Maybe it's time we admitted to ourselves that the piggy bank has its drawbacks as a learning tool. The process of making even medium-sized deposits can be a chore, and there's no real way to check your balance without breaking and entering -- not to mention that it's possibly the worst option on the market as far as savings account interest rates are concerned.

A home-based savings primer can still be a good idea for younger kids though. Here are some ways you can update it to take the pig out of the equation:

  • Use glass jars -- one for you and one for them. Not only can this help them keep track of how much they've saved, the family togetherness factor can also incentivize them to make deposits.
  • Set up a cartoon balance chart and let them fill it in as they add to their savings. Easy abstract visualizations can help them understand the savings concept and discourage impulse withdrawals.
  • Get some envelopes or little paper boxes and use a separate one for each savings goal. The idea of saving up for something can often make more sense to kids than just socking money away for later.

And remember, no matter how you choose to handle their home savings account, it's almost certain that you'll have to be ready to combat their occasional desire to take all the money out and spend it. Enforcing a 24-hour cool-down period before allowing withdrawals can help your kids manage these impulses.

Money-saving apps for kids

It's rare to find a kid these days who doesn't love playing with mobile devices, so how better to get them interested in saving than to turn it into a multimedia experience? Here are a few apps you can try to introduce them to fiscal responsibility:

  • Kids Money is a calculator that lets kids plug in their allowance and any gift amounts to find out how long they'll have to save for a list of items.
  • Savings Spree is an educational app that shows kids the power of saving, spending wisely and investing for the long term.
  • KidsBank helps track individual kids' savings with the added benefit of letting you credit their accounts for doing jobs around the house.
  • My Make it Count is a simple and free app kids can use to keep track of their savings, their goals and their financial habits.

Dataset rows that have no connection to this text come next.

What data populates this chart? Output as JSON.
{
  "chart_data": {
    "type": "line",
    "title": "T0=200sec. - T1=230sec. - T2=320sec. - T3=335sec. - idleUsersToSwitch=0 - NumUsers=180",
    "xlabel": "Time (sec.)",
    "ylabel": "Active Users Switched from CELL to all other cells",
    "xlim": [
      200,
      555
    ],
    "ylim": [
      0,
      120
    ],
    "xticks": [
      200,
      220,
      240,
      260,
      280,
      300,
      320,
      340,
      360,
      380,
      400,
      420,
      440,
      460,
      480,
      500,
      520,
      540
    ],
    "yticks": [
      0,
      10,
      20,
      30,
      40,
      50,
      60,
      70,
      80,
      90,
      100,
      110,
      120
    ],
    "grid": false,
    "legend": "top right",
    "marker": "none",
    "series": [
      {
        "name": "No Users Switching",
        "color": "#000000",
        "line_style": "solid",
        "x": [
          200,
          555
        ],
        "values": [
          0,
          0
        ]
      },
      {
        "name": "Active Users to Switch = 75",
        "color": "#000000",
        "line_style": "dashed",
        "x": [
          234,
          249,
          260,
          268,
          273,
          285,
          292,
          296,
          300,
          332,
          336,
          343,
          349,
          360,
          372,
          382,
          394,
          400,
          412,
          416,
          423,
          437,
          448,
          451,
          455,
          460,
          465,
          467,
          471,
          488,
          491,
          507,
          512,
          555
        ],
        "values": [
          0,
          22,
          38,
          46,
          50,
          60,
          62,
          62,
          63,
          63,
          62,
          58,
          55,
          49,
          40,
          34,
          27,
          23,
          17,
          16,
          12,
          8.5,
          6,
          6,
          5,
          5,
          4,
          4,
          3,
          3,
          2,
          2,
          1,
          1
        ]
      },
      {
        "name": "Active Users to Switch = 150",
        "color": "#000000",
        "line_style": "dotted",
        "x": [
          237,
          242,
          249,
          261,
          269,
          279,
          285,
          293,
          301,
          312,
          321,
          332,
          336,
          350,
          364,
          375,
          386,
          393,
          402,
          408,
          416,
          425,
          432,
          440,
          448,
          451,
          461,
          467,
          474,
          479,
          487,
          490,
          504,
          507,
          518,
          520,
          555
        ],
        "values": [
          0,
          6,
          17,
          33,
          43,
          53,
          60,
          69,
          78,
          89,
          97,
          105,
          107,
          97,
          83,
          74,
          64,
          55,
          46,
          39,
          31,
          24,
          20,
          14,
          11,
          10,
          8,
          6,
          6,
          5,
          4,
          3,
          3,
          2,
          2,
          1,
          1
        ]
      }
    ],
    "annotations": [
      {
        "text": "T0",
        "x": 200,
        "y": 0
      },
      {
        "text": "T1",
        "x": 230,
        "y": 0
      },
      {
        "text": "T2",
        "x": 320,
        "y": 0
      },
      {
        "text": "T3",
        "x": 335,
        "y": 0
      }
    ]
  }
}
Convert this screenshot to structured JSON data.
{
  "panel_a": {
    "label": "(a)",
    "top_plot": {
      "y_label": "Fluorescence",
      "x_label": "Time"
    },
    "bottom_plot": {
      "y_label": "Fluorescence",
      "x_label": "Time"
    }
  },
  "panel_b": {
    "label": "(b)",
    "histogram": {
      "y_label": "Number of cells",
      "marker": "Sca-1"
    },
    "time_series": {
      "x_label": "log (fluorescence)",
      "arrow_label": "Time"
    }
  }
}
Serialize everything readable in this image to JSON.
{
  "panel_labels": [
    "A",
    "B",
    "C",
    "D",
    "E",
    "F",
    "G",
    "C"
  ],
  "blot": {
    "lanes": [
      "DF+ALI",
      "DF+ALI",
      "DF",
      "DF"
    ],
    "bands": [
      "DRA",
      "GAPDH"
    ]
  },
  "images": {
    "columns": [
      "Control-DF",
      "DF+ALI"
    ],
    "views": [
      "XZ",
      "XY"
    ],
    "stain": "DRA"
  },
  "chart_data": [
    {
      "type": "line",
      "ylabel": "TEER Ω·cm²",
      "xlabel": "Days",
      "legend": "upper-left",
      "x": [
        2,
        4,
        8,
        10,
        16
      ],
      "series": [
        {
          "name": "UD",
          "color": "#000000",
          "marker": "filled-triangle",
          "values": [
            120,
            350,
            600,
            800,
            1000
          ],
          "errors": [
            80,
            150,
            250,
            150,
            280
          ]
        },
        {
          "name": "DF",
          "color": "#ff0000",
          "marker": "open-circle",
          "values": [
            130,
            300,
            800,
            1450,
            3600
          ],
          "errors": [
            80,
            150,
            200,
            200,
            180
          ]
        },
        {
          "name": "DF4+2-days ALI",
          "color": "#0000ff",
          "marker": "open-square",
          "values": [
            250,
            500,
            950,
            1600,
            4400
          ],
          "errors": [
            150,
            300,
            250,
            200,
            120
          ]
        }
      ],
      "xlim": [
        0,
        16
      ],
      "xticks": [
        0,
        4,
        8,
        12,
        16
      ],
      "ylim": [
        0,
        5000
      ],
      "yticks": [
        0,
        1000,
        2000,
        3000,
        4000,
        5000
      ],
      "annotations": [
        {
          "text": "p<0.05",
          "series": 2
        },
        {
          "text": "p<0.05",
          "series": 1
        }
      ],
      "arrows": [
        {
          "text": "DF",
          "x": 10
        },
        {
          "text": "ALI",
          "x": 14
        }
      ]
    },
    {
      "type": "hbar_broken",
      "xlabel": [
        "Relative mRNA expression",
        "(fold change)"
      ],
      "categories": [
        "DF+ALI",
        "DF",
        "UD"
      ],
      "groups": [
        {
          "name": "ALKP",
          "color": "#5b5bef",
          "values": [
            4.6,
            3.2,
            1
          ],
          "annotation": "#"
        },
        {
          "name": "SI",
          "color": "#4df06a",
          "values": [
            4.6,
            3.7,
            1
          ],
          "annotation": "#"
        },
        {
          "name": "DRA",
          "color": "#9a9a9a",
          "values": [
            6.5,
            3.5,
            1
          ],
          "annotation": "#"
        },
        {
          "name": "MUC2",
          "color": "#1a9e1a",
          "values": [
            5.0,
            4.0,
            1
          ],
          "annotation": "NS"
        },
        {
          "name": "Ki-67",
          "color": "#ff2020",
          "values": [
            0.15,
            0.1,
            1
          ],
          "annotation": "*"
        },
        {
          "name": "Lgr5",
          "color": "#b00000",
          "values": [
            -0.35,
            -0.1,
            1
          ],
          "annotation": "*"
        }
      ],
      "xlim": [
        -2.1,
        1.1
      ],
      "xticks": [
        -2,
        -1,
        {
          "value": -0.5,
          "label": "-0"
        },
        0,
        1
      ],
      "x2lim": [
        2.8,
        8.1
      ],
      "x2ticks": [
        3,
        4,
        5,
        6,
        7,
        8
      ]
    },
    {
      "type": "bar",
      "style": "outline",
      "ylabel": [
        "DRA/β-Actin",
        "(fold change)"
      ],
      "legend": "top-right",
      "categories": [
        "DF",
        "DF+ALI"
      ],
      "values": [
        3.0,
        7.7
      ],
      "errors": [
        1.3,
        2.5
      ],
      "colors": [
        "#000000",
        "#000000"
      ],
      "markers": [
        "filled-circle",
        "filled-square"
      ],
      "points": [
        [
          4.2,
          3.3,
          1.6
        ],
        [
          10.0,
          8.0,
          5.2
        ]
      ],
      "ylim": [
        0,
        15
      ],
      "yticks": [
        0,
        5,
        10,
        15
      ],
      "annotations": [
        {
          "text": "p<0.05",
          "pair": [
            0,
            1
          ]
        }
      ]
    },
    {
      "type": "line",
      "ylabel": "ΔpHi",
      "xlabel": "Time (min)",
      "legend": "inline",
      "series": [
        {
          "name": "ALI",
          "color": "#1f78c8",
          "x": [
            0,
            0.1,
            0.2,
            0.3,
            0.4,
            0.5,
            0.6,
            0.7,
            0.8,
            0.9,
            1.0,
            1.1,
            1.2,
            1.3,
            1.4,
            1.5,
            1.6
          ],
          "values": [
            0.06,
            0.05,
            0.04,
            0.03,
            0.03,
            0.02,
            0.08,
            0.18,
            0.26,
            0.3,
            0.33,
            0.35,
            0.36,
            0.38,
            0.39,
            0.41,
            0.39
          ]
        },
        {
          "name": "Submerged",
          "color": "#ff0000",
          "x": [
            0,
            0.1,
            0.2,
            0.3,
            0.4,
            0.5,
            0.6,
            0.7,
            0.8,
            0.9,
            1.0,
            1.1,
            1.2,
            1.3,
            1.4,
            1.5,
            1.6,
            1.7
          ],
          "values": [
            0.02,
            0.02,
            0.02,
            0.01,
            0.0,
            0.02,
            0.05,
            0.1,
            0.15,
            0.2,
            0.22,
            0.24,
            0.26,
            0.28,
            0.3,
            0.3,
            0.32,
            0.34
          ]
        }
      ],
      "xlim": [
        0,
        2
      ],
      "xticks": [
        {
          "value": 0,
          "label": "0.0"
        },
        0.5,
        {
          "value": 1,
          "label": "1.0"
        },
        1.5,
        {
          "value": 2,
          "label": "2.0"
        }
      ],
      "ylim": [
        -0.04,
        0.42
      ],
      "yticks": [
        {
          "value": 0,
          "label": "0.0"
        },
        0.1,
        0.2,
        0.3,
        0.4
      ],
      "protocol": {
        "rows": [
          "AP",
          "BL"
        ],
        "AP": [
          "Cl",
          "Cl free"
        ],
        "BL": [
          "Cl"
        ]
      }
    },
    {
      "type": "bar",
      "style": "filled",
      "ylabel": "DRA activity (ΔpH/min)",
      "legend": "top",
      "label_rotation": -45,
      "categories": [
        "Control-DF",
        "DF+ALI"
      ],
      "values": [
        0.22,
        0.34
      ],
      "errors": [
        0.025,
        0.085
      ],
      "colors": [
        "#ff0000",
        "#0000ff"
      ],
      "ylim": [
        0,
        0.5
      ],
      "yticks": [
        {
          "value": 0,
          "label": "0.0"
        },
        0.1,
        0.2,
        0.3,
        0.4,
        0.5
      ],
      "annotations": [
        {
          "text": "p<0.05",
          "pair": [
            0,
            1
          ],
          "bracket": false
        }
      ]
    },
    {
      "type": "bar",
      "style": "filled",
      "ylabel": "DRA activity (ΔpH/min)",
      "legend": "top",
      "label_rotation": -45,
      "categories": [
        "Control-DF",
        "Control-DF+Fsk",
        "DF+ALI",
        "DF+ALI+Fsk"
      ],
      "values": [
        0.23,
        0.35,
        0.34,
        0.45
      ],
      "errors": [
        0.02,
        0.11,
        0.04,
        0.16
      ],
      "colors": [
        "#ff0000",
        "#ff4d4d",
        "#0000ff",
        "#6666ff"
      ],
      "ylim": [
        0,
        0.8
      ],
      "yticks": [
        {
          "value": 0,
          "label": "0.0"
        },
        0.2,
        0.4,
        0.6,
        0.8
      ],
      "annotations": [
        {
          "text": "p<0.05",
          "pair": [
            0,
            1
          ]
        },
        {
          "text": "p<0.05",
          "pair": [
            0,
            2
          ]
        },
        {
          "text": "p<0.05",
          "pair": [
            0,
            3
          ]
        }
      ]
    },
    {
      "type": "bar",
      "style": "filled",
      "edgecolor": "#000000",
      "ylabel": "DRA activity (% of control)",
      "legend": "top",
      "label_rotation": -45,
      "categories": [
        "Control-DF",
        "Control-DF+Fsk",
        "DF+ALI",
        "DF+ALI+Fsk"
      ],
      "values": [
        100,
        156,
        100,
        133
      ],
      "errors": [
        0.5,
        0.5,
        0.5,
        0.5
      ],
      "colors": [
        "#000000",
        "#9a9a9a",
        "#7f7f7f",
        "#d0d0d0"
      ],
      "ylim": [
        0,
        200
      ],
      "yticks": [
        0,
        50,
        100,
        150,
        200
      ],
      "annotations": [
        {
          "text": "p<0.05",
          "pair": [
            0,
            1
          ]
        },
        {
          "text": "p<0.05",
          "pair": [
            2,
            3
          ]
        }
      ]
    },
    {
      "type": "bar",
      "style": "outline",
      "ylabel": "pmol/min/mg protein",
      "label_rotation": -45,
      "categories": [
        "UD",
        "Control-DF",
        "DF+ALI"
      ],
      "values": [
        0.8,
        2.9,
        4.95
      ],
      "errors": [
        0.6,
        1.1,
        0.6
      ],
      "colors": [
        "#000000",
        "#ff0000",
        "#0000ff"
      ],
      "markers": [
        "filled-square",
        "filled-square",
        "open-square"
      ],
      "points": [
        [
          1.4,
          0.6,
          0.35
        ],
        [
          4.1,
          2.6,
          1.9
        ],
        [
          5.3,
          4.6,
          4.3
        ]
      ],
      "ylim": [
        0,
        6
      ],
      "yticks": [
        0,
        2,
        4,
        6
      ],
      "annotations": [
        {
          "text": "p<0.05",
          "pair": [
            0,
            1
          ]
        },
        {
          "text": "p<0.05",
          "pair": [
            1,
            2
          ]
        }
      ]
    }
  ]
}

These are only a few of the available options -- check around the various app marketplaces to see if one of the others available reaches out and grabs you. There are Web-based apps, too, which are usually free to use and may be better options for families who only have home computers.

Taking it to the bank

Although they may not yet know the difference between a high-interest savings account and an ordinary one, kids may want to graduate to a grown-up savings account as they get older. Check with your local bank branch or credit union to see if they offer specialized accounts for kids looking to dip their toe in the waters of adult banking.

Ally Bank and other Web-based institutions also offer custodial online savings accounts for kids, which can be a better option in some cases. There's no fascinating coffee machine sitting in the lobby of a virtual bank branch, after all.

Justin Boyle is a writer and journalist living in Texas.